I am currently using the standard AR method create to insert
records into oracle db. It seems that the create method
generates an INSERT sql command for each record, and execute
them separately. I felt that it was a bit slow.(For a record
with about 50 columns, the insert speed is 25.3 records per
second, and for a record with 4 columns, the insert speed is
115.25 records per second)
Since all the data have been stored in an array/hash (as the
structure in db) before the inserting, I wonder if there is a
more efficient way to write all the data into the db.(e.g. a
table level command/an one-off command to insert or update a table)

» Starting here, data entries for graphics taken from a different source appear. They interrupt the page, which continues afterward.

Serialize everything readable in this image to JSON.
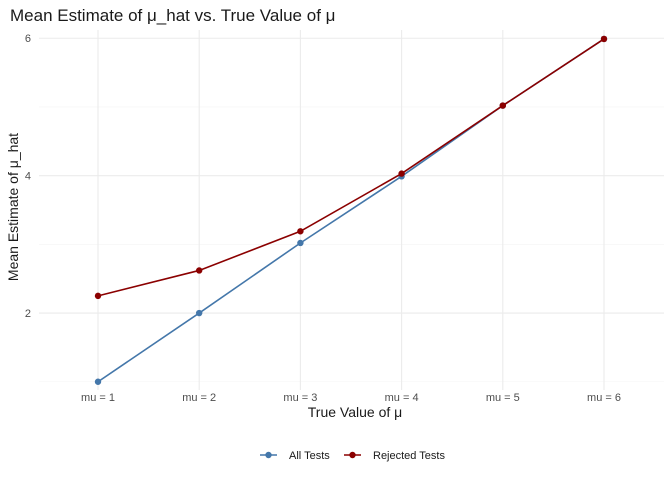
{
  "chart_data": {
    "type": "line",
    "title": "Mean Estimate of μ_hat vs. True Value of μ",
    "xlabel": "True Value of μ",
    "ylabel": "Mean Estimate of μ_hat",
    "categories": [
      "mu = 1",
      "mu = 2",
      "mu = 3",
      "mu = 4",
      "mu = 5",
      "mu = 6"
    ],
    "ylim": [
      0.88,
      6.12
    ],
    "yticks": [
      2,
      4,
      6
    ],
    "grid": true,
    "legend_position": "bottom",
    "series": [
      {
        "name": "All Tests",
        "color": "#4477aa",
        "values": [
          1.0,
          2.0,
          3.02,
          3.99,
          5.02,
          5.99
        ]
      },
      {
        "name": "Rejected Tests",
        "color": "#8b0000",
        "values": [
          2.25,
          2.62,
          3.19,
          4.03,
          5.02,
          5.99
        ]
      }
    ]
  }
}
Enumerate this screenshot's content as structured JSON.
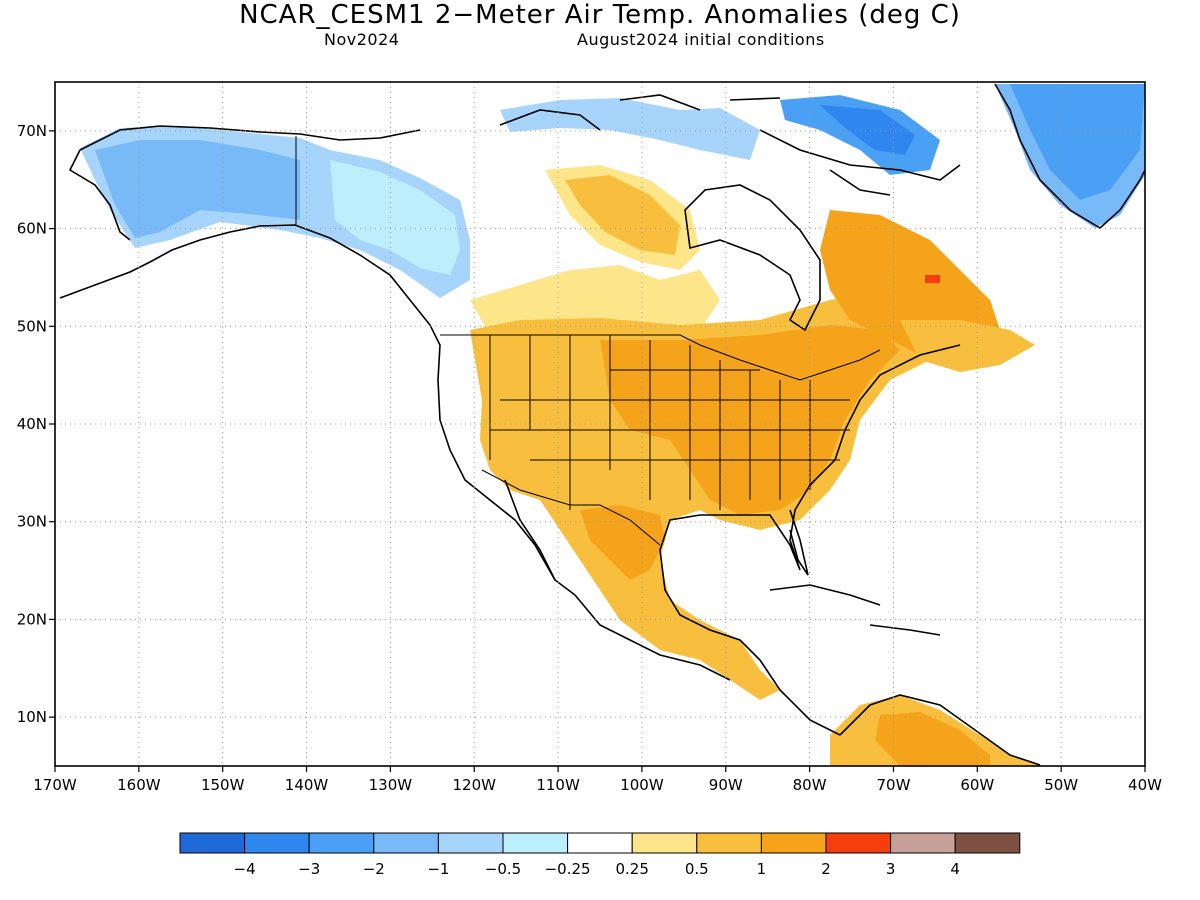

You could either use the AR connection directly to write raw sql, or you
could try using the ActiveRecord Extensions module. I don't know that it
supports true batch insertion, but it does obviate the need to construct
a model object for each new row, which is where most of the cost of mass
imports seems to be. My mass imports went from hours to minutes once I
switched to it.
Yes, ar::extensions does do a true batch insert, it even supports
MySQL's ON DUPLICATE KEY UPDATE syntax, and it also verifies the size
of the query and breaks it down into individual queries as necessary
(ie. if you are inserting more than the MAX_PACKET_SIZE). It also
does a lot of other cool stuff. The hash-based condition extensions
via suffix are my favorite:
I answered this in a private email, but in case someone searches
archives and has this problem. The issue was that import was being
called on the controller and not on the model. It must be called on
the model,
I have been facing this problem for a while now. ar-extensions is
really good but it doesn't preserve the links between models like
one-to-one many-to-many etc.
I am trying to insert ~1M records daily. ActiveRecord hasn't a hope of
doing this in a reasonable time.
I am hoping that I am using the plugin in the wrong way. Anyone else
have similar problems?
Have you tried doing batches via transactions? By default activerecord will make every save operation it’s own transaction which adds overhead to the DB in many setups. See ActiveRecord::Transactions::ClassMethods, and put ten or a hundred records at a time in a transaction wrapper and see what you gain. The improvement you see from this depends on the DB engine in use as well as how much the DB is actually the bottleneck versus the processing you’re doing application-side per record. I suspect your problem is actually a combination of both DB overhead and unoptimized application logic. You might want to try some profiling of your application to see where the bottleneck really is - at the scale of 1M operations per day it’s worth doing some of that.
That’s my 2 cents, the disclaimer is that I am by no means a rails expert. Just trying to help out where I can.